Good-by Again
by Angela Raines

Copywrite 2010 by Doris McCraw; all rights reserved

“Jack, how can you say that?” I asked as we sat at the same table in the same coffee shop we had been visiting each Saturday for the last six months.

“Mary, I am sorry but this is the way it has to be.”

How many times had I heard those same words? Jack seemed to have problems with committing to anything. In a way that was what had drawn me to him. That sense of spontaneity, of always being ready for the new.

“I don't believe it.” I said. “Think of all the wonderful things we shared. The snow, trees, the laughter when we took that trip to the mountains. You are saying that all of that is over?”

Every time he went away he was back within a week. I wondered if this conversation was just his way of finding if I would stay with him.

This time I wouldn't play his game. When he came back I would say no way Jack. I finally realized that in spite of all the wonderful things I enjoyed about Jack and our relationship it was time for me to move on. Jack's voice brought me back from my thoughts.

“Mary, I know this is hard, but I just have to go.”

“Fine, I understand.
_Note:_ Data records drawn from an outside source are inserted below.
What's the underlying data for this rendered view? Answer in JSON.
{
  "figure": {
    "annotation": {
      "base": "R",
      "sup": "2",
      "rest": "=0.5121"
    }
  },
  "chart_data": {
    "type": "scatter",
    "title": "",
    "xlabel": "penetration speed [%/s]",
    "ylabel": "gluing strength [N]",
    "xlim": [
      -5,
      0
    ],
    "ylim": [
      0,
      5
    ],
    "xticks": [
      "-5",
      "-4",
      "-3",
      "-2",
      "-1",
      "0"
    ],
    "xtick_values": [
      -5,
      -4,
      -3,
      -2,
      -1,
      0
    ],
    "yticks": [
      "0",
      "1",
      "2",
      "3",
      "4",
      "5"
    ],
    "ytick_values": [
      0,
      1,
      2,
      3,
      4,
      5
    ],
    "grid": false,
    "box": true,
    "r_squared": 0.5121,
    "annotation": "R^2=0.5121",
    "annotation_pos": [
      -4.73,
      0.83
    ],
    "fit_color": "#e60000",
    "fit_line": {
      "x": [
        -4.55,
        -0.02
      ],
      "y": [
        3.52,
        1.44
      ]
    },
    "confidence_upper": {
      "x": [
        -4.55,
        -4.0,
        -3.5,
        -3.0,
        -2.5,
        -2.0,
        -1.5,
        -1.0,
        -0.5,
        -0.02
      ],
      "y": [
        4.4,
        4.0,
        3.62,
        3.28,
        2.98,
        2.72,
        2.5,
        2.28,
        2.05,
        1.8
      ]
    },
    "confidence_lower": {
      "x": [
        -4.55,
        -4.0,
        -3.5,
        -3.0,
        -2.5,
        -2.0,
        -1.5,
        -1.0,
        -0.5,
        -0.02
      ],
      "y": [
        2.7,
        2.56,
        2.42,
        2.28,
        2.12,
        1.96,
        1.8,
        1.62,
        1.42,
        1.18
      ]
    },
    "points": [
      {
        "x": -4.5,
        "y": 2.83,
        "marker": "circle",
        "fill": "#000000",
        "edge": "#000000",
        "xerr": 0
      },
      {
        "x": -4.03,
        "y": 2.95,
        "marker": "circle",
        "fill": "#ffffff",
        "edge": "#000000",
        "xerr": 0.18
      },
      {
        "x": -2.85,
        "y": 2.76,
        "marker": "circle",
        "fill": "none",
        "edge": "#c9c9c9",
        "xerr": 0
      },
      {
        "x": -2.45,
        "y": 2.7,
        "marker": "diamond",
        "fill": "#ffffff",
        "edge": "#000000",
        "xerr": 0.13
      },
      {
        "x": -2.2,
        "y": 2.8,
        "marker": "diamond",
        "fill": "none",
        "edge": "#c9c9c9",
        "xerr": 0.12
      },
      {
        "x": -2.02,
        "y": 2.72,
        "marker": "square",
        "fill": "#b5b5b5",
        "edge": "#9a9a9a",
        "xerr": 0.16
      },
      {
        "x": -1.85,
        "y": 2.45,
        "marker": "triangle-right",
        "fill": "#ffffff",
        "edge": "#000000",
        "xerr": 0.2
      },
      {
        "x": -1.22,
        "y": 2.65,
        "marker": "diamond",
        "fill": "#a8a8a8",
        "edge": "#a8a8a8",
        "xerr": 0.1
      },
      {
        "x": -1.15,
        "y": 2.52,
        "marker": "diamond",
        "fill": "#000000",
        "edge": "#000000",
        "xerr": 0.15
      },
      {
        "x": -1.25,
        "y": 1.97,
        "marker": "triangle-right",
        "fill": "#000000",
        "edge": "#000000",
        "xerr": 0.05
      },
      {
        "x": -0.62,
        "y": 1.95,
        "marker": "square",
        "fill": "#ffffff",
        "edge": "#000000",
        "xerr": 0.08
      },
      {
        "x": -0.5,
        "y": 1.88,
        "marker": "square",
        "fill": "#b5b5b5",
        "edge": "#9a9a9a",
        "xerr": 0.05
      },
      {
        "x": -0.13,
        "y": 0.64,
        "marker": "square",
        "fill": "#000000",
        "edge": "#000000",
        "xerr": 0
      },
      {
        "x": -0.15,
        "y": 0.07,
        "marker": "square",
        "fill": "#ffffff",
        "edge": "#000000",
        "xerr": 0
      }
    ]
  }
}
Take care of yourself.”

I sat drinking the rest of my coffee, smiled my goodby. By my calculations it would be about thirty-six hours before the final confrontation, a Sunday afternoon.

I decided to take myself to a movie. It would also help pass the time as I waited for the showdown. A festival of old Thin Man movies was playing up the street. As I walked, I wondered how to let him down gently? No answers came to mind, so I gave up.

The idea of sitting and watching William Powell and Myrna Loy portraying the idea of the perfect couple, even if he drank too much, I realized the thing I liked about Jack, he didn't drink or do drugs. Jack's biggest fault, was Jack. He could never make up his mind or stick with anything.

Well that may not be the truth, he did stick with me, just not consistently.

Enough thinking about Jack. William and Myrna were in my immediate future. I grabbed my purse, making sure I had change and credit card to get me into the theater and buy snacks. As I dug through that black hole , I grabbed a letter that I knew I hadn't put there. Opening the envelope a black heart fell out. Nothing else just this black heart.

I checked the envelope to see if something had gotten stuck, or any writing on the envelope. Nothing. Next I checked the heart itself, again nothing. Strange, but not scary. I left it on the counter and headed out to my movies.

At the ticket counter I pulled out my credit card and payed for the evening entertainment. I saw the envelope containing a heart. It startled me. Perhaps I'd picked it up without noticing when I received my change. With a shrug I put it back in my purse and taking my ticket, headed into the movies.

I prepared for bed, after a wonderful day, I thought how great William Powell and Myrna Loy worked together. The Thin Man series was such fun. It was her money, but she loved him and he loved her, although he had a strange way of showing it. She really didn't try to change him and he returned the favor. That was the way relationships should be. If I could make Jack realize what a good thing he had, maybe he would stop running away. Well that was something for tomorrow. Now it was time to get some beauty sleep.

On Sunday, the appointed hour for Jack to return came and went. Perhaps I had misjudged him and he wasn't returning. Oh well, it was time for a new conquest anyway.

There was a knock at the door. It had to be Jack, he was just later than usual. I opened the door prepared to have my say. No one was there. Instead I saw a big black heart.

On the heart were the words, I am not going to change. Get over it!